I didn't take a lot of photos while I was in Taos which is unusual for me. It was more about just being there and devoting myself to my art and business goals. I chose to do this painting as well as one other painting seen below from my time in New Mexico. This trip was mostly about me establishing myself as a working artist in a place so many other artists had also sought inspiration. When I visited a gallery in Santa Fe, I talked with a very nice gallery director who gave me incredible advice on how to approach a gallery for representation. One thing that stuck out to me was when he told me "For every artist you see represented here, there are forty artists who have tried to get representation at the gallery and failed." It wasn't that he was discouraging me, it was more of a "prepare yourself my young friend, it's a long road ahead with a lot of slammed doors" vibe. I very much appreciated his advice and honesty. He actually inquired about buying one of my paintings until he found out it was acrylic.

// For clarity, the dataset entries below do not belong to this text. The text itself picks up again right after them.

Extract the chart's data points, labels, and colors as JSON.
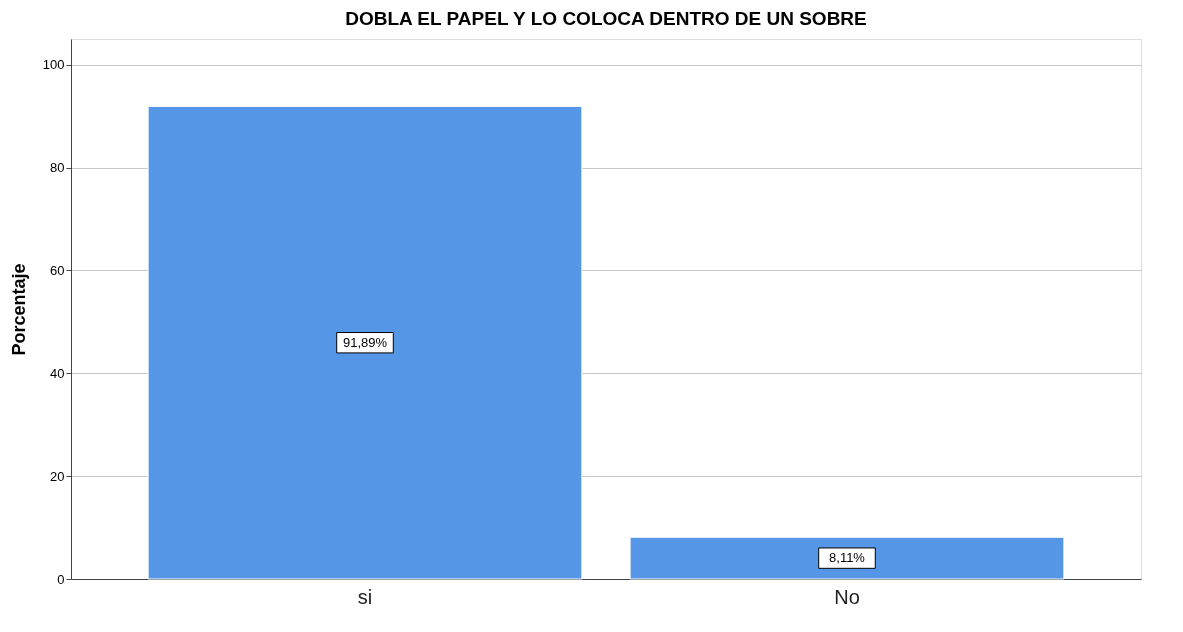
{
  "chart_data": {
    "type": "bar",
    "title": "DOBLA EL PAPEL Y LO COLOCA DENTRO DE UN SOBRE",
    "ylabel": "Porcentaje",
    "categories": [
      "si",
      "No"
    ],
    "values": [
      91.89,
      8.11
    ],
    "value_labels": [
      "91,89%",
      "8,11%"
    ],
    "color": "#5596e6",
    "ylim": [
      0,
      105
    ],
    "yticks": [
      0,
      20,
      40,
      60,
      80,
      100
    ],
    "grid": "y"
  }
}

He only collects oils and there is a stigma attached to acrylic art versus oil paintings. Less worthy in the eyes of some. So I've continued my journey since Taos and am now showing work at a gallery in New York. I sell paintings through social media as well as my website and the gallery. It's been a great introduction to me on how to become a working artist and I'm very much looking forward to continuing my journey as part of the welcoming, vibrant, and loving creative community all artists are a part of. I am part of art history now and the ghosts that haunt these places of artistic inspiration whisper to me in the wind, telling me to keep going, there is still so much to create.